Le public de Hot Shot présent sur les écrans derrière le jury, réduit à des personnages virtuels

Cette émission et toutes celles qui s’imposent aux personnages fonctionnent sur le principe des “likes”, qui ne fait que poursuivre la tendance actuelle sur les réseaux sociaux. Chacun est jugé en fonction d’un nombre, d’une existence virtuelle, en dépit du réel. Il me semble important de souligner ce passage dans l’épisode puisque le confinement a aussi eu cet effet pervers qui est de renforcer l’image sociale par le biais des réseaux sociaux. Si vous faites défiler votre fil d’actualité sur Instagram, vous remarquerez sans doute que toutes les photos semblent se ressembler. C’est la logique que les réseaux sociaux imposent, avec le mouvement des tendances. Et Bing aussi, entouré de ses écrans, participe de ce conformisme social. Conformisme forcé et poussé à l’extrême, sans doute, mais conformisme tout de même. Chaque personnage est doté d’une tenue similaire, effaçant toute forme de personnalité. Le seul moment où les personnages semblent pouvoir s’exprimer, c’est lors du concours Hot Shot, qui finit par absorber toute part de leur humanité en faisant de leur caractéristique un spectacle pour les autres. En effet, l’émission choisit ses participants sur la base de critères physiques, tout comme ces mêmes critères existent aujourd’hui. Le personnage doit répondre à des critères sociaux dans une société hypermédiatisé et, réduit à son image sociale, Bing se retrouve enfermé dans cette société de consommation virtuelle.

 

Un épisode qui questionne

Une existence errante, sans but, c’est que nous propose l’épisode, qui entre en corrélation avec nos deux mois de diète de la vie. Le réel de Bing et de tous les personnages de la série se cantonne à cette existence de leur personnage virtuel qui navigue sur les écrans. Les personnages sont aliénés par les écrans et les sollicitations permanentes, leur quotidien réglé et dénué de sens leur ôte toute forme de contrôle de leur vie réelle. Personne ne parvient à défaire les schémas de cette société et ne se rend compte de ce qui se passe. Même la figure révolutionnaire du récit, Bing, a été anéantie par la puissance systématique des médias et de ses sollicitations. L’univers de « 15 millions de mérites » est un univers sobre, sombre, monochrome et monotone. Il est presque insupportable tant il est répétitif et tant les émotions sont interdites. Ainsi, ce n’est pas un épisode qu’on serait tenté de regarder en confinement tant il anéantirait la capacité de divertissement des écrans. Et pourtant, preuve de sa réussite, il peut nous mener à la réflexion.
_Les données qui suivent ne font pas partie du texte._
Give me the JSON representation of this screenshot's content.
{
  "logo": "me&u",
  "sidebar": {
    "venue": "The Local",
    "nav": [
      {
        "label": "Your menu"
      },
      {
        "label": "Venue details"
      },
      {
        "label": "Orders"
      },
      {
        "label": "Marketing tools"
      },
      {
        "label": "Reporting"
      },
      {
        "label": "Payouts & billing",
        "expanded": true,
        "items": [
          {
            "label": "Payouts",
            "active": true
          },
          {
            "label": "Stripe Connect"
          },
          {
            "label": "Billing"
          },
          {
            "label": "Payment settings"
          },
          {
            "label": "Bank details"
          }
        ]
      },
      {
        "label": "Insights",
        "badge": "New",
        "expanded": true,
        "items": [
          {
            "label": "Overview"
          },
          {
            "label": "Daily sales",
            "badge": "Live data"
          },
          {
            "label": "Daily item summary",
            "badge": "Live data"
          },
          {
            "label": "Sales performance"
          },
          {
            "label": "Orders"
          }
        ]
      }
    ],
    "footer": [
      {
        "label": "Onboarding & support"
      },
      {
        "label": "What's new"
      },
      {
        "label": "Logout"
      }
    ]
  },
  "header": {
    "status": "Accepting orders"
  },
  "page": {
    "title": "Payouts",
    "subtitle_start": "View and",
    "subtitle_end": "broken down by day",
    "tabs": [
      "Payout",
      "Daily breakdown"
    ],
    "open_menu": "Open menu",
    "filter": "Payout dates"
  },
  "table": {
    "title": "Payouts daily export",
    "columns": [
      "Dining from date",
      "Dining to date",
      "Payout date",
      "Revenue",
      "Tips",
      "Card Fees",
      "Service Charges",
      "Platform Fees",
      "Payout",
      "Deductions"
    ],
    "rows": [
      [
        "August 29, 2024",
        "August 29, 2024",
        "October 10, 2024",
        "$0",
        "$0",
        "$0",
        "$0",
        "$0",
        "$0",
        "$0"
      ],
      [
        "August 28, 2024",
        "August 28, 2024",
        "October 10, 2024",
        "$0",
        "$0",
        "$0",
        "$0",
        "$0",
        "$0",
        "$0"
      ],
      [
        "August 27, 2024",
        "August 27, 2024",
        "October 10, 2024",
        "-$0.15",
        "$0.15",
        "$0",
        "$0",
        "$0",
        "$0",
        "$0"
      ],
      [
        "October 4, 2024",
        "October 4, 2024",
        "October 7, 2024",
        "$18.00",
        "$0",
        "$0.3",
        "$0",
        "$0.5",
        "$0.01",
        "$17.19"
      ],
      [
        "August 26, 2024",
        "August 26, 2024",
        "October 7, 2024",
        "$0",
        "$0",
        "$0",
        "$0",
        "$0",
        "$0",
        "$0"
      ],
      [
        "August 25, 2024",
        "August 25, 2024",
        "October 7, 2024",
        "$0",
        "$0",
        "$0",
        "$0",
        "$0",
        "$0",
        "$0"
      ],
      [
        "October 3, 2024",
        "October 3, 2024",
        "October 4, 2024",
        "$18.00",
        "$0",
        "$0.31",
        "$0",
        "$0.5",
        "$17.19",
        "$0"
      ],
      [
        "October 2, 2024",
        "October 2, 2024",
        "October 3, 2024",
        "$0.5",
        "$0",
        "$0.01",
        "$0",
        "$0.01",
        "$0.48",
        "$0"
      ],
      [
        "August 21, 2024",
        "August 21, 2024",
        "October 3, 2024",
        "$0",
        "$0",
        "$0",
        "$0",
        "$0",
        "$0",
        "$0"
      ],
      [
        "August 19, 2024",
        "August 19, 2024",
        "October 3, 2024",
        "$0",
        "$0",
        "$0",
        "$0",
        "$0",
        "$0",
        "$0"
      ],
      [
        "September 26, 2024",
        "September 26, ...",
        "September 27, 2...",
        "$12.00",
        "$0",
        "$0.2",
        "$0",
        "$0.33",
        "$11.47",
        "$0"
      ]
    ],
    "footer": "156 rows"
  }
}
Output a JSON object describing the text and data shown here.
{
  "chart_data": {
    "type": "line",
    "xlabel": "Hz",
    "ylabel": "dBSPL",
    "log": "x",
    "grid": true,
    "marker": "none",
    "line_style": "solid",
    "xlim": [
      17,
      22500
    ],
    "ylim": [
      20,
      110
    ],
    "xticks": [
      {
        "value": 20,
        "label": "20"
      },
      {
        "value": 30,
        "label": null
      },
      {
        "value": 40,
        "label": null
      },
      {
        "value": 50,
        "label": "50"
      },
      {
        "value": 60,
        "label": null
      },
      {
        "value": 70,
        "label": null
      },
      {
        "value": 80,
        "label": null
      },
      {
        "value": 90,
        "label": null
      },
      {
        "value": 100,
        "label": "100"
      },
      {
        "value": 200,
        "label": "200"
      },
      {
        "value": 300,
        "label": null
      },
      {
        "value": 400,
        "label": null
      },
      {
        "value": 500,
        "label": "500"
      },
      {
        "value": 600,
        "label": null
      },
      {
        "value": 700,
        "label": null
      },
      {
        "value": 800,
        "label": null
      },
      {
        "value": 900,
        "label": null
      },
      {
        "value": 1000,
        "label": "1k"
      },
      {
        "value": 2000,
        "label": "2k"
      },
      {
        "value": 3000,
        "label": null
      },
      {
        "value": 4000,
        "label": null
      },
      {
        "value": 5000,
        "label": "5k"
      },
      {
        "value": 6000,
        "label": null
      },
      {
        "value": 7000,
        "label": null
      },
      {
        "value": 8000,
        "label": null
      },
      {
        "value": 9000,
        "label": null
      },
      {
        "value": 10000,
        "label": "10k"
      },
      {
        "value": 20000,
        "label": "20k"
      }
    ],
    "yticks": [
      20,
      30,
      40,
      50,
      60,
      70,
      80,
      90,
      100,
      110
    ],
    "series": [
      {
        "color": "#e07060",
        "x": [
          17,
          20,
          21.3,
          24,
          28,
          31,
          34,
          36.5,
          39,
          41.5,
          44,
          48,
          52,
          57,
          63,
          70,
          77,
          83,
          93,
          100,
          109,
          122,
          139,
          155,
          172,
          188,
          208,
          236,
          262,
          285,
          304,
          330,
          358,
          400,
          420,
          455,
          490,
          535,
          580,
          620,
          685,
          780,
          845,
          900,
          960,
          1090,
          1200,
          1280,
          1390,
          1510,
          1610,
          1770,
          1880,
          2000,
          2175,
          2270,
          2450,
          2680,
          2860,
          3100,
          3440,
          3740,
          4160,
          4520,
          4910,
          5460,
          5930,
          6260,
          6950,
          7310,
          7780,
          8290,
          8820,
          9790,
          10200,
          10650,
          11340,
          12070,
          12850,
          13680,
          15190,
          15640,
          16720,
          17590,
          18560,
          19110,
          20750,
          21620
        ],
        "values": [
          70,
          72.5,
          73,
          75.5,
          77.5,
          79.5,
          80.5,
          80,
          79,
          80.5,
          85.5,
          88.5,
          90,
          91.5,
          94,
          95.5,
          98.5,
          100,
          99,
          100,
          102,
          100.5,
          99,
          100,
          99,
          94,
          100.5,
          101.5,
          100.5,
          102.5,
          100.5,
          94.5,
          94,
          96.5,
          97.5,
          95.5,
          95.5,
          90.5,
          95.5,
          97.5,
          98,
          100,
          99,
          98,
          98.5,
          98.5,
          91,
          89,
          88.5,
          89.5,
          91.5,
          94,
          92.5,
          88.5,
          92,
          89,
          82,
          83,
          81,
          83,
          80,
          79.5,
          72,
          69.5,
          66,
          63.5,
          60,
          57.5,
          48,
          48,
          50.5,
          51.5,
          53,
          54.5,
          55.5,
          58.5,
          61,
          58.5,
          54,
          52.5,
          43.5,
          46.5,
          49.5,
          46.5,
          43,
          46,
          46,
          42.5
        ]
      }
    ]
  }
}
Dernier coup de maître des créateurs de la série : cet épisode fait finalement sa propre critique. Il est amusant de voir, au sein d’une série, donc d’un divertissement, une critique du divertissement lui-même. La dernière phrase prononcée par Bing est la suivante : "Adieu pour toujours, enfin jusqu'à la semaine prochaine", sous-entendant que son discours est maintenant une distraction périodique. L’émission à laquelle il participe désormais a réussi à décrédibiliser ses paroles. Quoi de mieux que la spectacularisation d’un discours pour en réduire son impact ? Si ce que dit Bing prend place lors d’un spectacle, cela n’est plus à prendre en compte pour le public. Or, là est la mise en abyme de Black Mirror, qui porte toujours un regard critique sur la société. Black Mirror n’est pas un danger pour le pouvoir, puisque que c’est une série de divertissement. Ainsi, nous pouvons voir dans cet épisode aux multiples facettes - que je n’ai pas eu le temps de toutes aborder - que la série s’insurge elle-même de son devenir, ou de son non-devenir, de son impuissance face à un public qui la considère comme du divertissement.